2010 Yaz Albümleri: Sertab, izel, ışın, nev ve diğerleri, Cover Albümlerle Nereye Kadar?

Bu hafta Türk popüler  müzik piyasasını masaya yatırmaya karar vermiş gibi görünüyorum. Çok iyi bir Türkçe pop/rock müzik dinleyicisi olmasam da son zamanlar da belki de şans eseri izlediğim programlar, okuduğum gazete haberleri beni bu konu hakkında daha ciddi düşünmeye teşvik etti. Özellikle de bu hafta başında yazdığım Çeşme Uluslararası Şarkı Yarışması finalinden sonra biraz daha odaklanıp interneti de şöyle bir karıştırınca durumun daha da vahim olduğunu düşündüm.

Şimdi bu yaz çıkan albümlere bir göz atalım:

Sertab Erener-Rengarenk

Sertab Erener’i sevmeyen azdır. Türkiye’nin en güzel sesli kadınlarından.  Sesi ve tarzı ile 1992 yılında çıkardığı Sakin Ol albümünden bu yana hep çıkışta. 2004 yılında kazandığı Eurovizyon şarkı yarışması ile bizlerin Eurovizyon travmasına son vermiş isim. Şimdiye dek best oflar da dahil olmak üzere 13 albüme imza atmış bir sanatçı. 2010 yılında çıkardığı Rengarenk albümü çok iyi bir reklam kampanyası ile desteklenmiş.  Sertab’ın erkek kardeşi Serdar Erener Türkiye’nin en tanınmış reklamcılarından. Serdar Erener’in karısı Nil Karaibrahimgil’in ünlü olmasına vesile olan Turkcell- Özgür kız kampanyasının, Cellocan’ın ve daha bildiğimiz pek çok reklam kampanyasının yaratıcısı. Dolayısı ile böyle bir kardeş ile Sertab Erener’in kötü reklamının yapılması mümkün değil. Bu veriler altında albüme geçiyorum.

Albümün kartoneti baktıkça insanın içini açan cinsten. Yaza uygun. Fotoğraflar albümün adı gibi rengarenk. Albümü aynı adlı albümden dinlemeye başlıyorum. Başlar başlamaz gözümün önüne Slumdog Millionaire geliyor. Neden diyorum? Neden Nil Karaibrahimgil,  Ringa Ringa’nın sözlerini değiştirip Sertab’a hediye eder?
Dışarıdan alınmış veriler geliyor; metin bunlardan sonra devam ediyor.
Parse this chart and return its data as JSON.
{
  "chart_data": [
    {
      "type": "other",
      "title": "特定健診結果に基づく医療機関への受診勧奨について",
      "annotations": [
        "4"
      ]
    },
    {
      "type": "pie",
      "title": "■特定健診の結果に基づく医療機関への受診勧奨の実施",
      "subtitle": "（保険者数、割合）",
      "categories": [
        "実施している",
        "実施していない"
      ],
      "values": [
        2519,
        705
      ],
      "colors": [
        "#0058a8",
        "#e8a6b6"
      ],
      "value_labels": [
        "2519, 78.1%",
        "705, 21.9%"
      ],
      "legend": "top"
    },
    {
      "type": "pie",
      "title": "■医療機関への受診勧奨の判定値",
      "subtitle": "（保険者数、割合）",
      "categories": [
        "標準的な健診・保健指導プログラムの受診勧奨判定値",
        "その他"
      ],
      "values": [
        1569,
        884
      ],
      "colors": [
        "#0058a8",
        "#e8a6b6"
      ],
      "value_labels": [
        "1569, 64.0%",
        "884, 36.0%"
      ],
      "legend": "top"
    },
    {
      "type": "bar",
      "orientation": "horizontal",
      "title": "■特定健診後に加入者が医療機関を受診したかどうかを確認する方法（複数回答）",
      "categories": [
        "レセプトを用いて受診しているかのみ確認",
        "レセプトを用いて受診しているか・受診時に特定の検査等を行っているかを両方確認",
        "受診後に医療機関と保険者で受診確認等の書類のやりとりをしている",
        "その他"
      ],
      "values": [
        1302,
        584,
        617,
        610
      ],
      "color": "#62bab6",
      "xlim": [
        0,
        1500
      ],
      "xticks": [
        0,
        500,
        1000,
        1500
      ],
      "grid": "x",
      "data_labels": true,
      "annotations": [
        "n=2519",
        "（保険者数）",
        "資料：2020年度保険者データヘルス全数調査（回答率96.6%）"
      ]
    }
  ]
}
Peki Sertab neden  albüme bu şarkının adını verir?  Sözü Nil Karaibrahimgil’e müziği Raquib Alam & A. R. Rahman’a ait Rengarenk dışında, az daha ilerleyince başka bir tanıdık ve çok sevdik melodi çalınıyor kulağıma. Bu defa Issız Adam filmi geliyor gözümün önüne. Filmin soundtrack albümünde yer alan yabancı dilde söylenmiş tek  şarkısı,  Michel Fugain’in Une Belle Histoire’ı sanki. Ama bir farkla, Türkçe  söz yazılmış üzerine. 2008 yılında üzerine blog yazısı bile yazdığım, aylarca bıkmadan dinlediğim çok sevdiğim Fransızca bir şarkı “Une Belle Histoire”. Hani benim için “Can’t take my eyes off  of you” neyse “Une Belle Histoire” onuın Fransızca versiyonu.    Sinir oluyorum. Bir yandan da neden diye sormaya devam ediyorum. Soner Sarıkabadayı’dan Koparılan Çiçekler, Ego, Açık Adres ve Bu Böyle şarkıları albümde yer alırken, Koparılan çiçekleri dört ayrı remixi ile birlikte toplam beş defa dinliyorum. Asıl bomba sonradan geliyor:   Hakkı Bulut’tan “İkimiz bir Fidanız”la kapanışı yapıyorum. 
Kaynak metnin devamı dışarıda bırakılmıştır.